The issue is insulation. I've read extensively on the buildingscience.com website and am trying to hew to their recommendations as closely as possible.

A couple issues:
The wall construction is concrete wall at varying height - it gets lower with the grade, from about 6' at highest to about 3.5' at shortest. There is a 2x6 pony wall of similarly varying (inversely) height atop that.
When the house was built, 1x6 shiplap was attached to the inside of the 2x6 pony wall, and on the outside, metal lath directly on the 2x6 wall, with concrete stucco. This construction had degraded over the years and had allowed water in/trapped water in numerous places resulting in sill plate rot. I've removed the stucco all around, and replaced the compromised sill with new treated wood and a gasket, and replaced studs as needed. Outside is now clad in 1/2" plywood, building paper, and soon, cedar shingles. My question is how to insulate the pony wall.

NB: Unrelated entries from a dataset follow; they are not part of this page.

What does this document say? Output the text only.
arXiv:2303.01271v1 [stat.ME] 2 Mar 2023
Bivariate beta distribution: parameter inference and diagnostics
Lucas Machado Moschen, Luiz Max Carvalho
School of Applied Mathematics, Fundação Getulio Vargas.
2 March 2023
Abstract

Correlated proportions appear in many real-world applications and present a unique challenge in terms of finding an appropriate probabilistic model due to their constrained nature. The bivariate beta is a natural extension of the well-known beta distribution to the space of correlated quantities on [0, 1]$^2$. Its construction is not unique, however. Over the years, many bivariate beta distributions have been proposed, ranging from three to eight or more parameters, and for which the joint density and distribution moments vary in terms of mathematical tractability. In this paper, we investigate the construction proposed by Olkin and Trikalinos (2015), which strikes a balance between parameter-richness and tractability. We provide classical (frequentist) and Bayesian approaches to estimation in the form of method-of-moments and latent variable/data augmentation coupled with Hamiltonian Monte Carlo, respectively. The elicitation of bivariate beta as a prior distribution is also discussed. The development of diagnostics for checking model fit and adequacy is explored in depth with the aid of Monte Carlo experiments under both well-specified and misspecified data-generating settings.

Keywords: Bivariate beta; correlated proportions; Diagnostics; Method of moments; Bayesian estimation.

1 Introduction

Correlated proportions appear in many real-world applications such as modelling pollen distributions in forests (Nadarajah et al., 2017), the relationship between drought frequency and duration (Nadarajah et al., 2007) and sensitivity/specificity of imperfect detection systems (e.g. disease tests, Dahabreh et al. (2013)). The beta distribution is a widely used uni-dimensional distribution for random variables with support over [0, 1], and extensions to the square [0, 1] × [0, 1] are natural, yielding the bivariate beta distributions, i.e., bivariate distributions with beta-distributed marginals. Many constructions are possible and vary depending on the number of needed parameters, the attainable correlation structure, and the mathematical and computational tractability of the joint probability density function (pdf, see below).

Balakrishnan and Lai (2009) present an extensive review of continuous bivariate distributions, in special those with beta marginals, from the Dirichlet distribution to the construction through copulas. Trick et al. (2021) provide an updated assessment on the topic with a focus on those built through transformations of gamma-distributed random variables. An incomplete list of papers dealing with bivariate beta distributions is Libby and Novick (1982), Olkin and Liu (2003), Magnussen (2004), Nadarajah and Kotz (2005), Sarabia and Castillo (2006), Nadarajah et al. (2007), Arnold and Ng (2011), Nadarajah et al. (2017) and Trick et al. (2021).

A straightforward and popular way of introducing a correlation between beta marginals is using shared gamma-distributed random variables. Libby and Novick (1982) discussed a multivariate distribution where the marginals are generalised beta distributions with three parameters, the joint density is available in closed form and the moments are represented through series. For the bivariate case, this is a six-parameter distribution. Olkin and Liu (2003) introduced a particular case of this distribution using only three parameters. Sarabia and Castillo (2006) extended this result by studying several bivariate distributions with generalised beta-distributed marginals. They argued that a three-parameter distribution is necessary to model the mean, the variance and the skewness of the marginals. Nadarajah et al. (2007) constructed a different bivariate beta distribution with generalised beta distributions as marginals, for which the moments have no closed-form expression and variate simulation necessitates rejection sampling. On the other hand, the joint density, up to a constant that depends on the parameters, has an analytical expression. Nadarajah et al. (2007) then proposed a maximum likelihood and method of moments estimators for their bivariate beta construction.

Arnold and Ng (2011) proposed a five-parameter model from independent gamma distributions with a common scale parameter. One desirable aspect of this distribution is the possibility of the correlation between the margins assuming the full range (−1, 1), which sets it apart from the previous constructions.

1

I'm adhering 1.5" XPS to the concrete, to avoid condensation. (Previous 'finishing' was no insulation, and internal 2x4 wall up against the concrete wall - there was rot in places on the floor, and mold, though I think this was ground water - and I've regraded the outside and added a French drain, and injected urethane foam into some cracks).
I plan to frame internally with 2x4, and use unfaced fiberglass in the stud bays of the new internal framing.
I think I want to spray foam the band joist space to 1-2"; there will be additional fiberglass behind that - we're adding radiant tubing to the joist bays for the first floor, there will be insulation below this, and I was going to turn the batts up at the ends, behind the new spray foam.

What is unresolved is the 2x6 pony wall. In reading here and other places, I'm thinking a layer of foam (1"?) on the inside face of the 1/2" plywood exterior sheathing, followed by fiberglass, or just fiberglass? Should I insulate the pony wall, and not the internal framing? I'm thinking that the goal needs to be suitable total R value, though keeping the fiberglass from reaching dewpoint of interior air, and thus condensing, creating mold-growing potential.

I'm really hoping Dana responds to this post!